There is nothing smart about your suggestion, it’s really dumb. Why would there be a bank and a Burger King in a strip?

Anonymous said...

I wish BK would open a unit somewhere closer in to Buckhead. Wendy's is disgusting, I wouldn't feed it to my worst enemy's dog, and the last time I ate at the Buckhead McDonalds, it was so bad (at the height of the lunch rush), that I'm surprised it is still open.

Anonymous said...

The Burger King space would be a great space for NFA Burger to move to and get out of the gas station in Dunwoody. That Burger King needs to go. NFA has a great burger and needs to expand to a restaurant type space. Burger King restaurants are not really popular anymore and building a new one won’t change things.

Anonymous said...

Again, BK owns the property. So unless they are willing to sell, it will never be anything other than a BK regardless of what anyone thinks would be great there. Same with the bank next door. If you are poassionate enough about putting something else there, make them an offer. The BK parcel is assessed at $2.16MM. The bank parcel at just under $1MM (although either would likely command considerably more in the open market). I'v heard that bank location isn't even regularly staffed, so they may consider a sale.

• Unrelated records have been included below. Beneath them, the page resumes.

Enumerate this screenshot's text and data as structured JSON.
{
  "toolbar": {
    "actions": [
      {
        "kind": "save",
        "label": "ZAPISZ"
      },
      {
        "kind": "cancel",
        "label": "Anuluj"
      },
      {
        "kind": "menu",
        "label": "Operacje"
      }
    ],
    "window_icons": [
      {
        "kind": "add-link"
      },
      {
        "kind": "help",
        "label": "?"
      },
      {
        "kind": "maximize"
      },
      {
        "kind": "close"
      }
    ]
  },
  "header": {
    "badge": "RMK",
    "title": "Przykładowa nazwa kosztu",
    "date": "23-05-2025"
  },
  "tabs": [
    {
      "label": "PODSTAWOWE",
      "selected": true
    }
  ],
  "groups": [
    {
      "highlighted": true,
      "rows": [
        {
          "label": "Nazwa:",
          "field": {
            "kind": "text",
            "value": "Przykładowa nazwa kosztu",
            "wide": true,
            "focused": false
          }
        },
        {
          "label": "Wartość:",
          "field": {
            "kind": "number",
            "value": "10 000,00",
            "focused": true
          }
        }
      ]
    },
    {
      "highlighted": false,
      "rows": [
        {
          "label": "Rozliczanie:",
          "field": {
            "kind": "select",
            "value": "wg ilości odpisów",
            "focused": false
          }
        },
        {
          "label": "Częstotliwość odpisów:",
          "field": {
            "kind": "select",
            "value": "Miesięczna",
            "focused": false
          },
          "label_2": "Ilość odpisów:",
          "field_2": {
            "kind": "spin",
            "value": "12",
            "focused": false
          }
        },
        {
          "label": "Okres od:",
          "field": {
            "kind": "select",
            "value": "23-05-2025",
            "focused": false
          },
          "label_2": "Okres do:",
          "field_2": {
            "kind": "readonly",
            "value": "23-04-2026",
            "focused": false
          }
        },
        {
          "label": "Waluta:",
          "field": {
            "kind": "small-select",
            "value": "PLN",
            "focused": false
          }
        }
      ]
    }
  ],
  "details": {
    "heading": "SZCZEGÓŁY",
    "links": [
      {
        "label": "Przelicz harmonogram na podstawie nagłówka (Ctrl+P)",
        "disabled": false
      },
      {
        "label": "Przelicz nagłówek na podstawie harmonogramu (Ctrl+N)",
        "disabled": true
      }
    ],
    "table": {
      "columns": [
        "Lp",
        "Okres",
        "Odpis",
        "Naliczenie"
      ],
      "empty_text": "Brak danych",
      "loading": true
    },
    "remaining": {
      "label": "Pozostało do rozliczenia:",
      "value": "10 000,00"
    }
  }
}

As for NFA, that place will never leave the gas station until the owner gets the right professionals involved and trusts them to do their thing. Not every landlord is out to screw their tenants. But all landlords want to make a good deal for themselves and aren't going to give much leeway to a single location tenant that operates that single location out of a gas station. It's a big risk for a landlord too.

Anonymous said...

NFA's current situation is probably more profitable and less risky than taking over an unused restaurant, which typically needs to offer a larger menu, dessert options, etc, just to make enough to pay the lease. It's BK's land they can do what they please with it.

Anonymous said...

Just what Atlanta needs, a Burger King!

Anonymous said...

I love Burger King! Hopefully they open more in Georgia.

Anonymous said...

Ok, so the lots are owned by Burger King and Bank of America, and they will always be a crappy Burger King with a huge parking lot serving mostly a lunch crowd with big trucks (easy in and out). The bank will always be an ugly empty building on a huge unused parking lot. They will never sell, they will never change. Got it.

Then why the Georgetown Gateway project?, why waste all that money beautifying that corridor? Maybe that money should have been spent somewhere that would attract private investments - investments that would take advantage of the public investment - and would work well together - like everywhere else.

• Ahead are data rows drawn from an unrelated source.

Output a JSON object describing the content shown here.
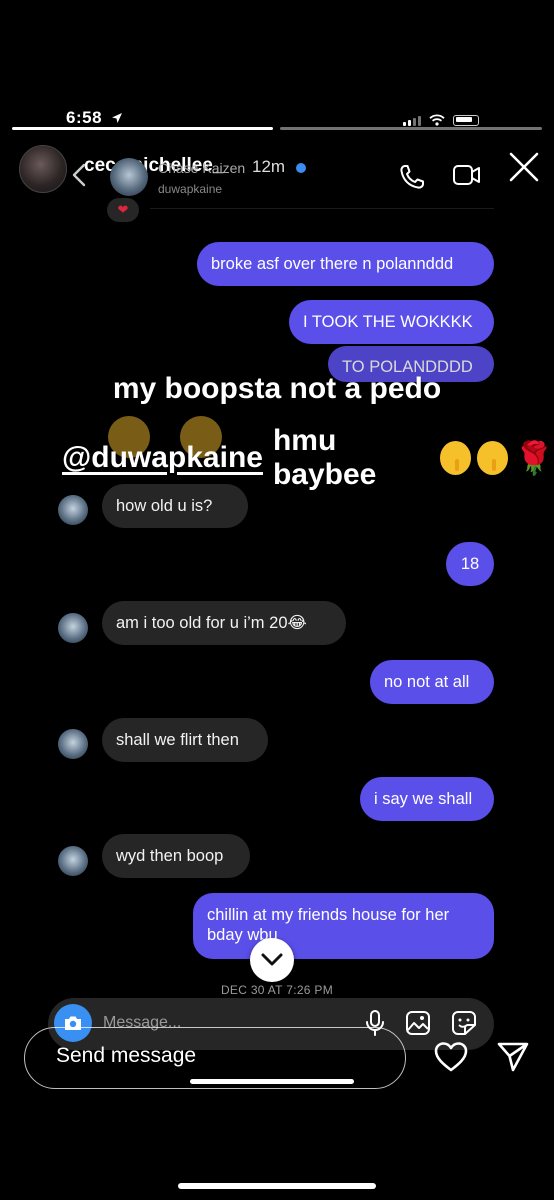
{
  "status_bar": {
    "time": "6:58"
  },
  "story": {
    "username": "cecemichellee_",
    "time_ago": "12m",
    "overlay_line1": "my boopsta not a pedo",
    "overlay_mention": "@duwapkaine",
    "overlay_line2_rest": "hmu baybee",
    "reply_placeholder": "Send message"
  },
  "dm_header": {
    "name": "Chase Kaizen",
    "username": "duwapkaine"
  },
  "messages": [
    {
      "side": "out",
      "text": "broke asf over there n polannddd"
    },
    {
      "side": "out",
      "text": "I TOOK THE WOKKKK"
    },
    {
      "side": "out",
      "text": "TO POLANDDDD"
    },
    {
      "side": "in",
      "text": "how old u is?"
    },
    {
      "side": "out",
      "text": "18"
    },
    {
      "side": "in",
      "text": "am i too old for u i’m 20😂"
    },
    {
      "side": "out",
      "text": "no not at all"
    },
    {
      "side": "in",
      "text": "shall we flirt then"
    },
    {
      "side": "out",
      "text": "i say we shall"
    },
    {
      "side": "in",
      "text": "wyd then boop"
    },
    {
      "side": "out",
      "text": "chillin at my friends house for her bday wbu"
    }
  ],
  "timestamp": "DEC 30 AT 7:26 PM",
  "composer": {
    "placeholder": "Message..."
  },
  "colors": {
    "outgoing_bubble": "#5b4fea",
    "incoming_bubble": "#262626",
    "camera_button": "#3a8ff2"
  },
  "icons": [
    "location-arrow-icon",
    "signal-icon",
    "wifi-icon",
    "battery-icon",
    "close-icon",
    "back-chevron-icon",
    "verified-badge-icon",
    "phone-icon",
    "video-camera-icon",
    "heart-reaction-icon",
    "chevron-down-icon",
    "camera-icon",
    "microphone-icon",
    "gallery-icon",
    "sticker-icon",
    "heart-icon",
    "send-icon"
  ]
}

Again, the city of Dunwoody isn't powerless. They have a vision, they just can't seem to get others to buy into the vision. And yes, maybe they should buy the lots and flip them to a buyer that see's the vision. They'll easily spend 5mm on a lot to build a park, why not this?

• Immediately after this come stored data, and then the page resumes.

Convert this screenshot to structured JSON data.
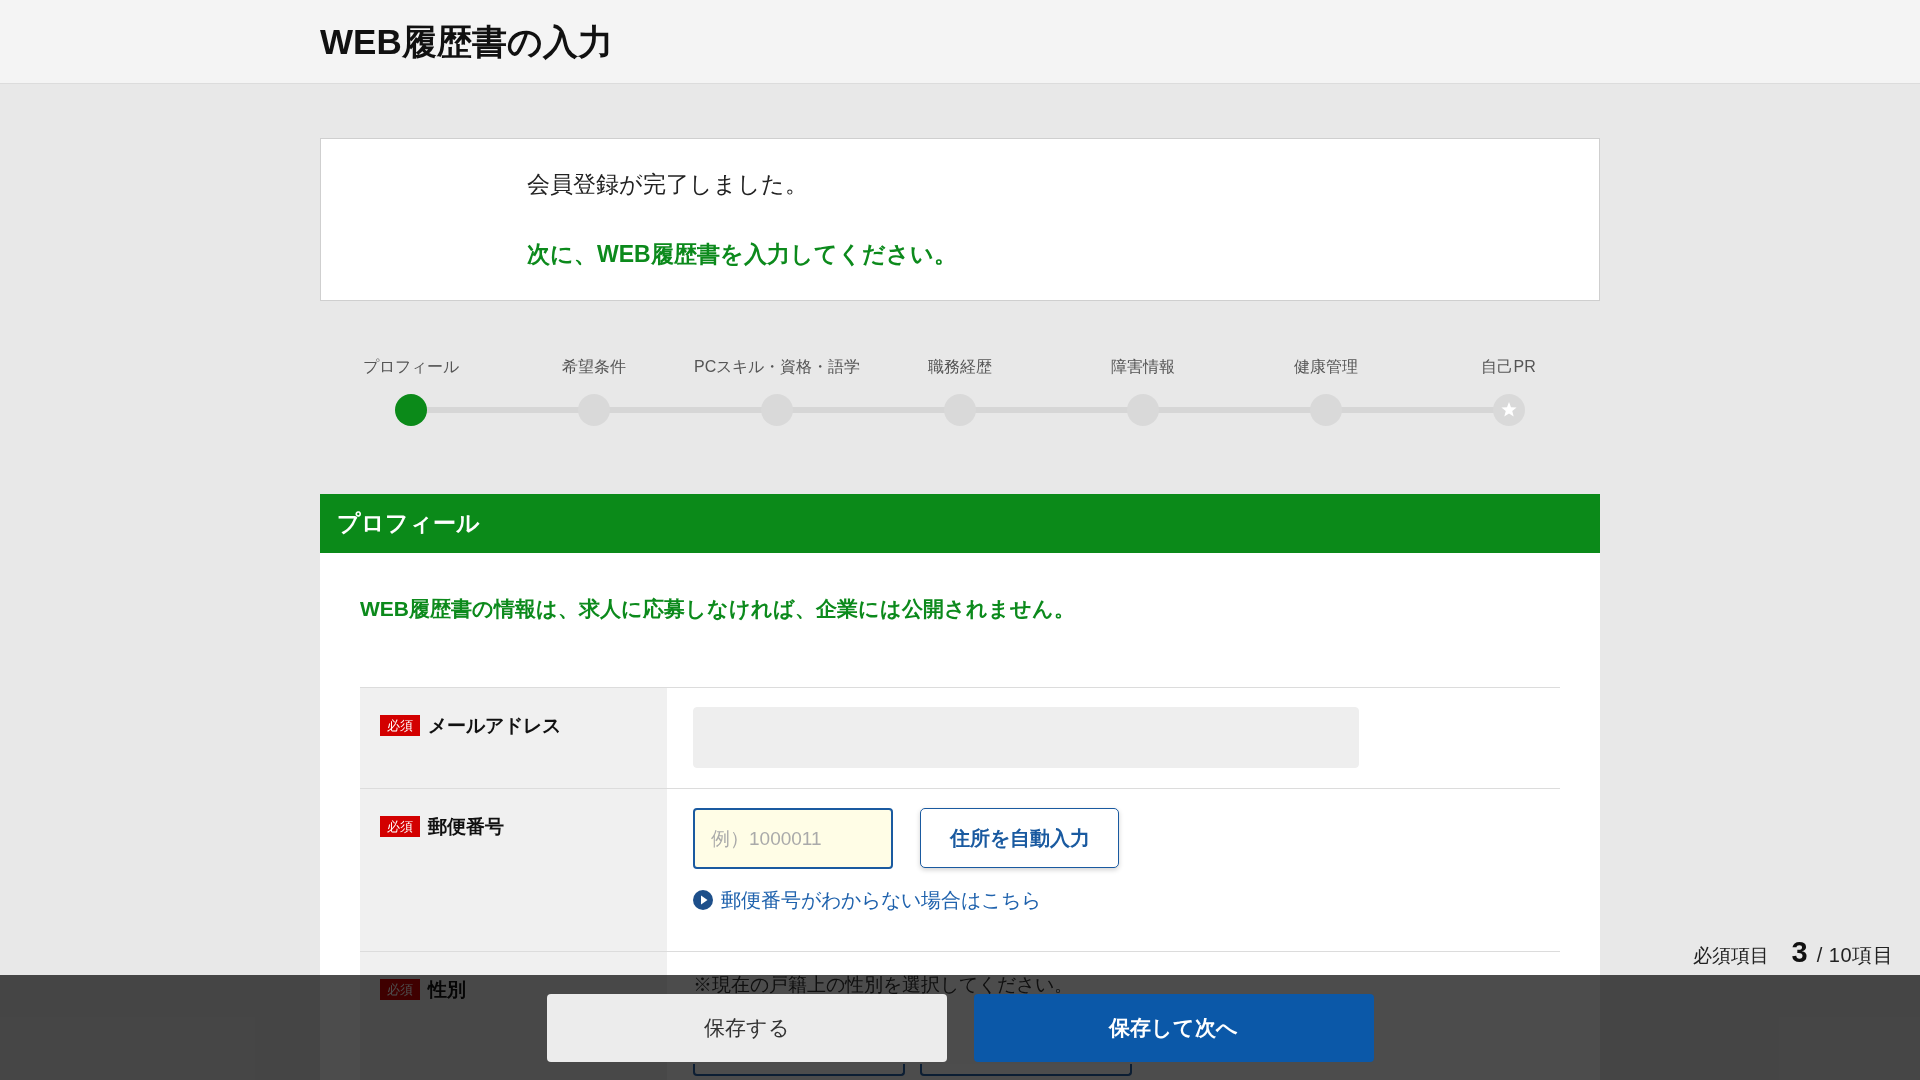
{
  "header": {
    "title": "WEB履歴書の入力"
  },
  "notice": {
    "message": "会員登録が完了しました。",
    "instruction": "次に、WEB履歴書を入力してください。"
  },
  "steps": [
    {
      "label": "プロフィール",
      "kind": "step",
      "selected": true
    },
    {
      "label": "希望条件",
      "kind": "step",
      "selected": false
    },
    {
      "label": "PCスキル・資格・語学",
      "kind": "step",
      "selected": false
    },
    {
      "label": "職務経歴",
      "kind": "step",
      "selected": false
    },
    {
      "label": "障害情報",
      "kind": "step",
      "selected": false
    },
    {
      "label": "健康管理",
      "kind": "step",
      "selected": false
    },
    {
      "label": "自己PR",
      "kind": "goal",
      "selected": false
    }
  ],
  "section": {
    "title": "プロフィール",
    "note": "WEB履歴書の情報は、求人に応募しなければ、企業には公開されません。",
    "rows": [
      {
        "badge": "必須",
        "label": "メールアドレス",
        "kind": "email",
        "field": {
          "disabled": true,
          "focused": false
        }
      },
      {
        "badge": "必須",
        "label": "郵便番号",
        "kind": "postal",
        "field": {
          "placeholder": "例）1000011",
          "disabled": false,
          "focused": true
        },
        "button": "住所を自動入力",
        "link": "郵便番号がわからない場合はこちら"
      },
      {
        "badge": "必須",
        "label": "性別",
        "kind": "choice",
        "hint": "※現在の戸籍上の性別を選択してください。"
      }
    ]
  },
  "required_counter": {
    "label": "必須項目",
    "count": "3",
    "total": "/ 10項目"
  },
  "actions": [
    {
      "label": "保存する",
      "kind": "secondary"
    },
    {
      "label": "保存して次へ",
      "kind": "primary"
    }
  ]
}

and maybe I'm wrong about all this, but how do all the other cities do it?

Anonymous said...

You love burger king? Don’t get out much, do you?

Anonymous said...

further research indicates that this BK was built in 1976 as a Steak and Shake, which became a BK in the early 1980s. So I guess it was a Steak and Shake thing to have the flag pole.

The Takorea was initially a Texaco gas station, later became a Dairy Queen, then Guthrie's, then Takorea.

Michelle said...

There is a defunct BK almost directly across the street from NFA's gas station. It has been empty for several years now, the home of high school car wash fund raisers and occasional food truck parking. If that's the king of space they want, it's available.
It's the BK across from Georgetown that's being rebuilt. The property owner can do whatever he thinks best.